Athira and Brijesh had been in a relationship since 2015. They had met at a hospital in Kozhikode’s Manjeri when Brijesh, a soldier with the Indian Army, had come there for his mother’s treatment. Athira was working as a lab technician in the hospital at the time.
When they decided to get married, Athira’s father, 44-year-old Rajan, vehemently opposed it. Athira belonged to the Ezhava community – categorised as an Other Backward Caste in Kerala – while Brijesh is from a Dalit community. Athira even left her house, but soon returned after her father filed a missing person complaint. The police and her father had assured her that they would get them married.
Their wedding was finally fixed for March 23, 2018. But even on the eve of their wedding, Rajan could not accept that his daughter was getting married to a Dalit man. He allegedly chased and killed his daughter with a knife in their neighbour’s house. She was stabbed in the chest and succumbed to the injury.
Rajan was accused of murdering his daughter and was arrested, but acquitted after two years, on May 26, 2020. Six prime witnesses in the case – all her family members and neighbours – turned hostile. In its verdict, Manjeri district and sessions court said that there is no evidence to show who inflicted the injury, or any scientific evidence to convict Rajan.
“I was just a witness in the case,” said Brijesh, who is currently on duty in Kolkata. “I could not file a complaint because I had left for my duty after the incident, and that is the nature of my work. But, even if I had given a complaint, it would not hold out, because her family members were the prime witnesses to the crime. I was not there, at the spot, when she was stabbed or when she died,” he said.

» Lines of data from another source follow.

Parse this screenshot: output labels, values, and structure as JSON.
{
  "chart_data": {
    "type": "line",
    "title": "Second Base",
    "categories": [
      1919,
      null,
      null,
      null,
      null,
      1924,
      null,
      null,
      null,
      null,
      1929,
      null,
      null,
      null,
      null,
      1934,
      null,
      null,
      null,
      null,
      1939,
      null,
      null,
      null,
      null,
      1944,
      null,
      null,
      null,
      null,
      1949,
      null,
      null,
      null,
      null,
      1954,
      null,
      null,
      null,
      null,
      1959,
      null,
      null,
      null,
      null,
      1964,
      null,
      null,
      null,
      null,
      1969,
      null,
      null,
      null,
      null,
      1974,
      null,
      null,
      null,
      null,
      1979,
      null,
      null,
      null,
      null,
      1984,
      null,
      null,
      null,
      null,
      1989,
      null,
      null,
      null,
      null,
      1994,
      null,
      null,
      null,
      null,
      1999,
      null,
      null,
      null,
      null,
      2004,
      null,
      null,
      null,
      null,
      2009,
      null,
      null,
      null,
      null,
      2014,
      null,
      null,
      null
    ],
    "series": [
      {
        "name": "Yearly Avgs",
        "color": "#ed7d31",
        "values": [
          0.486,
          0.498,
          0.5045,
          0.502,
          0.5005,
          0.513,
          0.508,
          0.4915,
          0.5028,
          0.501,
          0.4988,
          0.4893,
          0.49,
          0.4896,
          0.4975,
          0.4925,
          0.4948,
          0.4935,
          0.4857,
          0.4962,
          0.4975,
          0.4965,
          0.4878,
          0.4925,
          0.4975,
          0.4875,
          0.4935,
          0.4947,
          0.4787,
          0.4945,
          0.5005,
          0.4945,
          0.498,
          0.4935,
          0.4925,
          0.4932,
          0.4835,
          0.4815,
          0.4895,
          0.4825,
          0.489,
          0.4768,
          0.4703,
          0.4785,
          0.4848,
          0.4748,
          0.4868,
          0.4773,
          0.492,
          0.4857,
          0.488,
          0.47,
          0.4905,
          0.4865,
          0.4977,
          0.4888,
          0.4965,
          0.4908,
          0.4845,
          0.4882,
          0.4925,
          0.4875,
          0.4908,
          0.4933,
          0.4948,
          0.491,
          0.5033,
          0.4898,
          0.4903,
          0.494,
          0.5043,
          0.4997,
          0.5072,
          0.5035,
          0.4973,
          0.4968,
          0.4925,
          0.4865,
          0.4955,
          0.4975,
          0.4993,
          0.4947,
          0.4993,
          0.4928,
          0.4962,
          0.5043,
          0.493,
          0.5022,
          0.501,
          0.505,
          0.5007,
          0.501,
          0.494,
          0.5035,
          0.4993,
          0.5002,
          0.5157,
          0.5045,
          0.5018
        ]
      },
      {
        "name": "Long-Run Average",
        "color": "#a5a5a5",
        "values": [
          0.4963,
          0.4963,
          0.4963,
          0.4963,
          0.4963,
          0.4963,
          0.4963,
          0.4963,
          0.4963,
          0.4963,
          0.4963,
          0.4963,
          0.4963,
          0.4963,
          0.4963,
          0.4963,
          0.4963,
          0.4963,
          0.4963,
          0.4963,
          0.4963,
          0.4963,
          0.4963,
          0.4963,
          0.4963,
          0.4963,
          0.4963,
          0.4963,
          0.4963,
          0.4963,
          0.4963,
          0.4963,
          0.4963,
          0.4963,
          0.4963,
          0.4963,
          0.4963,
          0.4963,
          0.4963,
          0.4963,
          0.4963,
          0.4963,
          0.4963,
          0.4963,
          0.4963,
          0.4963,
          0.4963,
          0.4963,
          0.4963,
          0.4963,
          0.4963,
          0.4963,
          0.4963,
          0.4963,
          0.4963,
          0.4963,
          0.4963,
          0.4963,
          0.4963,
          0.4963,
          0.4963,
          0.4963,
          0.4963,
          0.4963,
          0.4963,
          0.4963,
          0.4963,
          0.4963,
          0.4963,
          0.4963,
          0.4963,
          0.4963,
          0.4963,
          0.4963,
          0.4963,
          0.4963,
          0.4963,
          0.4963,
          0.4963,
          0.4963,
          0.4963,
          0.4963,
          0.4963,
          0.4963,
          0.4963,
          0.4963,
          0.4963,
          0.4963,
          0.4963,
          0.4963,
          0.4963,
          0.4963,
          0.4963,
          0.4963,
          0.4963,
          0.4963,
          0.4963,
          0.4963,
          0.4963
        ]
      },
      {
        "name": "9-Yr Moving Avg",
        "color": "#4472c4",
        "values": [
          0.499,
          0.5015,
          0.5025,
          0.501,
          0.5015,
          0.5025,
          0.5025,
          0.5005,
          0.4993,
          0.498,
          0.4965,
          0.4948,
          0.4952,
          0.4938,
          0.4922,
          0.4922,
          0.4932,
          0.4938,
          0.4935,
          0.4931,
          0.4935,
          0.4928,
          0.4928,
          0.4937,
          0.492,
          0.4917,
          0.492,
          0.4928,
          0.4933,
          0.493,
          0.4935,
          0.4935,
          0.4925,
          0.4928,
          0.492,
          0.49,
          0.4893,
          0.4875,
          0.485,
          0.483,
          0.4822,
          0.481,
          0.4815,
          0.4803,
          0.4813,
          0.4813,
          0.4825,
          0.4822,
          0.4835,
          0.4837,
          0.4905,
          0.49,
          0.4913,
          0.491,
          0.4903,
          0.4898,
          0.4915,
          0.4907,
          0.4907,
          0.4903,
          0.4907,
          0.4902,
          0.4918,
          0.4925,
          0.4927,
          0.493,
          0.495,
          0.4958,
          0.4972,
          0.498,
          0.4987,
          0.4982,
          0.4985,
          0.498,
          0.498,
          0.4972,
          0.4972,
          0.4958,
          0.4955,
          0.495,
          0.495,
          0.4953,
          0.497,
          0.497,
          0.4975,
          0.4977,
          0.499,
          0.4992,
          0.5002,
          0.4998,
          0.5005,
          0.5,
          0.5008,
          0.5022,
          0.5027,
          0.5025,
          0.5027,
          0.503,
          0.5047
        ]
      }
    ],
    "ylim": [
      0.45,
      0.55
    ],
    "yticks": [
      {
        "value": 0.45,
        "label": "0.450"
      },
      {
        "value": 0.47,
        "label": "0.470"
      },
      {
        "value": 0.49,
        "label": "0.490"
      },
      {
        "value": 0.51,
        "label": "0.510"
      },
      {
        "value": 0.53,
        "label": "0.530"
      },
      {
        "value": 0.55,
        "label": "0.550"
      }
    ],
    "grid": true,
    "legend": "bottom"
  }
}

“When the police took my statement, they just asked me some basic questions, such as how long we were in a relationship, why did her father oppose our wedding, where the wedding was scheduled to be held,” he said.
Brijesh explained that it was difficult to take leave from duty to appear in the court for testifying. “But I had great support from my seniors and colleagues. My commanding officer then, who is a Malayali, understood when he learned about the case. Even the Chief of Army staff understood my situation and let me go on a 10-day leave for the trial,” said Brijesh, a native of Koyilandy in Kozhikode district.

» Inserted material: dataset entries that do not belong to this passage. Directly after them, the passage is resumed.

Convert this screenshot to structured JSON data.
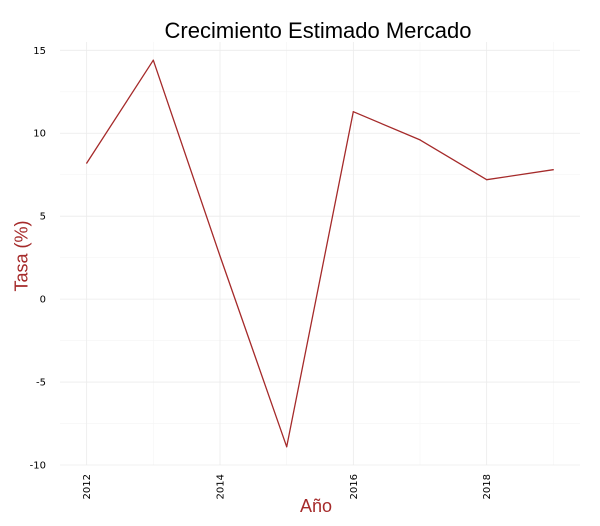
{
  "chart_data": {
    "type": "line",
    "title": "Crecimiento Estimado Mercado",
    "xlabel": "Año",
    "ylabel": "Tasa (%)",
    "x": [
      2012,
      2013,
      2014,
      2015,
      2016,
      2017,
      2018,
      2019
    ],
    "series": [
      {
        "values": [
          8.2,
          14.4,
          2.6,
          -8.9,
          11.3,
          9.6,
          7.2,
          7.8
        ],
        "color": "#A52A2A"
      }
    ],
    "xlim": [
      2011.6,
      2019.4
    ],
    "ylim": [
      -10,
      15.5
    ],
    "xticks": [
      "2012",
      "2014",
      "2016",
      "2018"
    ],
    "yticks": [
      "15",
      "10",
      "5",
      "0",
      "-5",
      "-10"
    ],
    "grid": true,
    "legend": "none",
    "colors": {
      "line": "#A52A2A",
      "axis_title": "#A52A2A",
      "grid": "#EBEBEB"
    }
  }
}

As witness number three in the case, Brijesh appeared in the court in 2019 to give his testimony. “I told the court everything I knew, witnessed and stated to the police. I could not add anything else, other than requesting the court that this should not happen to any other girl.”

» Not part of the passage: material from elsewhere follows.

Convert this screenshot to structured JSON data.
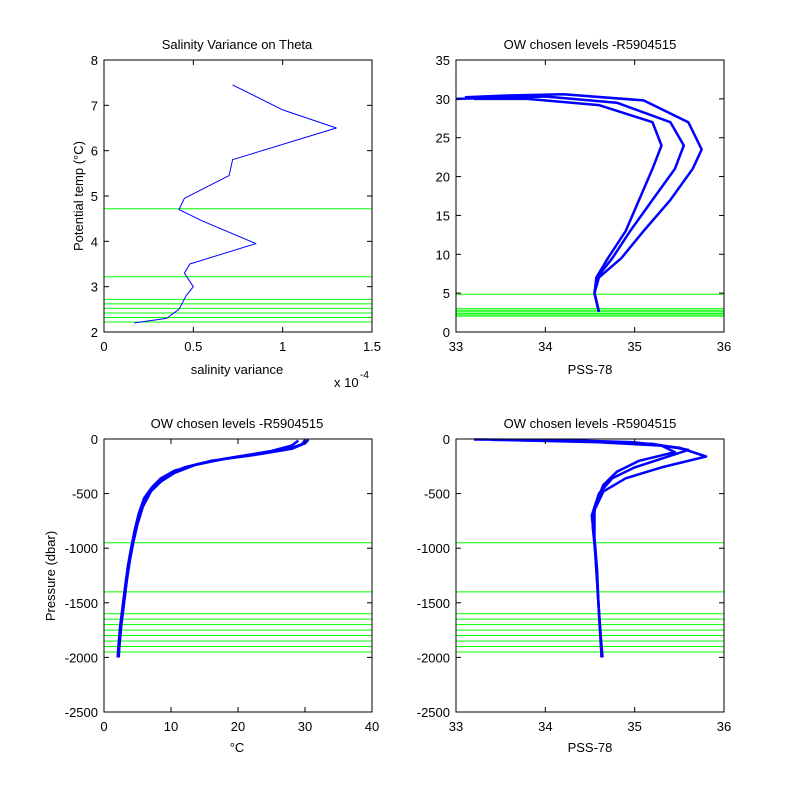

After the verdict acquitting Rajan of the murder came out last month, Brijesh realised it was a lost cause. “The Army organised a special interview with me, to check on me and to see how I am holding up. My colleagues and superiors advised me not to think about it anymore. They supported me,” said the 27-year-old.
After Athira’s death, he joined duty. “I have gone through some losses in my life. I lost my mother four years ago. I joined duty soon after her death as well. It is like, I have placed a stone on my heart… but I am fine,” he repeated.
Yet, there are still some questions bothering Brijesh. “Why was he put in jail for two years if he had not killed her? He even told the media that he killed her and opposed our relationship because of my caste. Only if there was solid scientific evidence or her family members decided not to change their statement, he could have been probably convicted,” he said.
“It’s a closed chapter for me now. But one question still remains – who killed Athira?”